The Cost of Being Kept in the Dark

WikiLeaks is revealing more than just bitchy diplomats and uncomfortable negotiations. There is also information about the how our government is treating innocent people who have been kidnapped and tortured in the war on terror. Egregious wrongs have been brought to light providing evidence supporting the claims of victims.

Making civilians disappear with dubious legal rationale is not the kind of behavior I expect out of my government, regardless of where in the world this is happening. You know what we call other groups who do that sort of thing to our private citizens? Terrorists. That kind of action is not morally defensible and if this must be the cost of doing business, then perhaps we ought to get into a different line of work.
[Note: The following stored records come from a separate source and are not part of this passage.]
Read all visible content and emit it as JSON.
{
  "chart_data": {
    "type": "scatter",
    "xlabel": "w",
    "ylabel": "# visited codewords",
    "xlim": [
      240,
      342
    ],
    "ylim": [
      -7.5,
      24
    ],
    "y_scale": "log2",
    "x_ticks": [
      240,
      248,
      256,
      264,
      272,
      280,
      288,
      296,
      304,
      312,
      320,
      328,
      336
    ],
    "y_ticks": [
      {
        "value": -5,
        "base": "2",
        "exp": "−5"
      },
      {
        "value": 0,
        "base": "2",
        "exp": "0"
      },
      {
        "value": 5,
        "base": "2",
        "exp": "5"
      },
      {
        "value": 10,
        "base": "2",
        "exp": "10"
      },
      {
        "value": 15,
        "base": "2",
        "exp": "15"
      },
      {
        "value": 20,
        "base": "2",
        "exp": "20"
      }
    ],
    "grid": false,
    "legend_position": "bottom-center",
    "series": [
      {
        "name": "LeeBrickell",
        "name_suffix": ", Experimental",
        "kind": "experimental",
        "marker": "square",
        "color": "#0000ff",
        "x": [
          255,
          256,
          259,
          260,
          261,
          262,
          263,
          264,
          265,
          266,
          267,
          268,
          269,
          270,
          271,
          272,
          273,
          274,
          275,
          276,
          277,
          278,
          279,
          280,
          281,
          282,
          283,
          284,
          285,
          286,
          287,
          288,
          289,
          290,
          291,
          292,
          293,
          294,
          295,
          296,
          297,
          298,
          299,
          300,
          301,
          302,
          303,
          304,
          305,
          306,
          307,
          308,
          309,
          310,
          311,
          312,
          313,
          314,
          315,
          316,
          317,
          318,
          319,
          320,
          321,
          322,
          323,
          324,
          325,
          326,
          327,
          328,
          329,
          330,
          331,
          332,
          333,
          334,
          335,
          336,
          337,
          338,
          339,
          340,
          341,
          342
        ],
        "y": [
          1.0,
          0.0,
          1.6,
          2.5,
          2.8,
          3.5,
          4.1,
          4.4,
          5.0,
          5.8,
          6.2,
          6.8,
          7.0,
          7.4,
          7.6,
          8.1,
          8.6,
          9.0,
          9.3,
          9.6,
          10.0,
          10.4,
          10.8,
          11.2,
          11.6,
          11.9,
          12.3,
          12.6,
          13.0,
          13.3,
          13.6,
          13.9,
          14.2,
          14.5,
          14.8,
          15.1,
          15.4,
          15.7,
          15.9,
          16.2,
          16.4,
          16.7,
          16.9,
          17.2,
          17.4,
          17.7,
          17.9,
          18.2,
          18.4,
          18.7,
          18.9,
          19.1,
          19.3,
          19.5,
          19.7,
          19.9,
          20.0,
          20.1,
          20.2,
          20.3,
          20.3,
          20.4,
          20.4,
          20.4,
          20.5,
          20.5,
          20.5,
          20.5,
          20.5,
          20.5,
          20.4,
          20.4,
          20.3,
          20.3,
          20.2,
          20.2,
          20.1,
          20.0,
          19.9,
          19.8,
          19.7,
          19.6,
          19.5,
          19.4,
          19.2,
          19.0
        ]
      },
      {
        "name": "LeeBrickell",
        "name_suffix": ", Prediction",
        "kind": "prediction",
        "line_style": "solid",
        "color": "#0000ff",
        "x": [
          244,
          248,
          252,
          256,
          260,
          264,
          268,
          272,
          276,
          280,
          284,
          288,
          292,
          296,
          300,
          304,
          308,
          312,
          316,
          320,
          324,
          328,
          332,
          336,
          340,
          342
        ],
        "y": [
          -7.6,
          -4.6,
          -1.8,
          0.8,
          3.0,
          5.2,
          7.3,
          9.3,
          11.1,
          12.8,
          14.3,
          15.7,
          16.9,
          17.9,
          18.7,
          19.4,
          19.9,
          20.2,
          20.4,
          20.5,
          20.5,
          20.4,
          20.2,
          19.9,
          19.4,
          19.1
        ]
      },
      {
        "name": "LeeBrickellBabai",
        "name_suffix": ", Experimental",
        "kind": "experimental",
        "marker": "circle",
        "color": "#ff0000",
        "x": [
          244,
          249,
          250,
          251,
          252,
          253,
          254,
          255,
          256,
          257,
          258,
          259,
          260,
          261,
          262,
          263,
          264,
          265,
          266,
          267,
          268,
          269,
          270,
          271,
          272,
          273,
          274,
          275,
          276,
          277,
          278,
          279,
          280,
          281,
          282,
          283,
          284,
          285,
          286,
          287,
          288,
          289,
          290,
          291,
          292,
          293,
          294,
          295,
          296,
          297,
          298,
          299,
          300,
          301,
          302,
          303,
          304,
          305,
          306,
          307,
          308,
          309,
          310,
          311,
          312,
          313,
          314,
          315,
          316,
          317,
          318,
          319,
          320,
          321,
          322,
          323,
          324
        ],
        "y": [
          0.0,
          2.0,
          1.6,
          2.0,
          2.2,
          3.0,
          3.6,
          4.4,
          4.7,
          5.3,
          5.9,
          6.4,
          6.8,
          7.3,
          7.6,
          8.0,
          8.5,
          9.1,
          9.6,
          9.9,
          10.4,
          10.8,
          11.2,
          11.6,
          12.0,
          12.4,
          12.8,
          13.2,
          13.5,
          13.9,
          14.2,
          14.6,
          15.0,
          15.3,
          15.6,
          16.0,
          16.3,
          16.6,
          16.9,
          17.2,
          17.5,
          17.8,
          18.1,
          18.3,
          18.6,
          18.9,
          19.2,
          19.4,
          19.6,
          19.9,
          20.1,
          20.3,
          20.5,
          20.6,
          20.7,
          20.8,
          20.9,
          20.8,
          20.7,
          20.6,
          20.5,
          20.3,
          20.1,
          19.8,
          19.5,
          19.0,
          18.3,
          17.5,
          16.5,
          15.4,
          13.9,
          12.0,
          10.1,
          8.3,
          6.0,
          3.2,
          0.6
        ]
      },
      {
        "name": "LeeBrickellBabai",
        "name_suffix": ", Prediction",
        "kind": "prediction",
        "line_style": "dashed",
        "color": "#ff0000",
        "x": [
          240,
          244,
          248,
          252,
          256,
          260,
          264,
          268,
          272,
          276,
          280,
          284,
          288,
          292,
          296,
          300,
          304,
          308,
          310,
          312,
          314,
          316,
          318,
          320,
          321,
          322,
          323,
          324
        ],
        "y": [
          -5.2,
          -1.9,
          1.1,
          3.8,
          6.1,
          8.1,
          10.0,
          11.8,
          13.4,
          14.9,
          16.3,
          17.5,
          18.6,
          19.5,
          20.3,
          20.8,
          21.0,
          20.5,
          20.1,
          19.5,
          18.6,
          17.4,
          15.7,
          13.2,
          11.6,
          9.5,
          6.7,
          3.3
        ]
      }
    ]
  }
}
Even if we still occupy a position on the moral scale somewhere north of Al-Qaeda, that is not good enough and sets the bar way too low. I don't expect perfection either, but when mistakes are made they must be admitted to and a heartfelt apology must be made. Then there must be accountability and investigations into the procedures and policies that got us into the mess. This is how we ought to preserve our high ideals and to do so it is essential that we citizens be informed, by the press if our government won't do it voluntarily.

Yet we have not been kept informed. The traditional press in America has been too obedient to the government, happily feeding on whatever Washington tells them so they can regurgitate it up for us. Reporters are supposed to investigate, stick their noses into what the government is up to, discover things, find whistle blowers, and then tell us so that we can make informed decisions hopefully producing an ethical government we can be proud to have represent us. The press is our advocate and the natural adversary of a government keeping secrets from its citizens or rather it ought to be.

Instead we have WikiLeaks and its editor, Julian Assange. A man who might very well be an asshole. I don't care about that beyond basic curiosity. The value of WikiLeaks is not in the character of its founder. It is in the information leaked. It is in the destruction of delusions upheld through secrets kept from us. It is in the uncomfortable truths revealed that should outrage us and foster change in how we want our government to conduct itself.

I am no friend of Islam, radical Islam, or Al-Qaeda. I do believe that Islamic terrorism should be opposed. I've no desire to help them in their war on Western civilization. But I care deeply about how we go about opposing the terrorists. The ends do not justify the means, especially if we trample our own freedoms and the freedoms of other innocents in our quest to protect our... freedoms.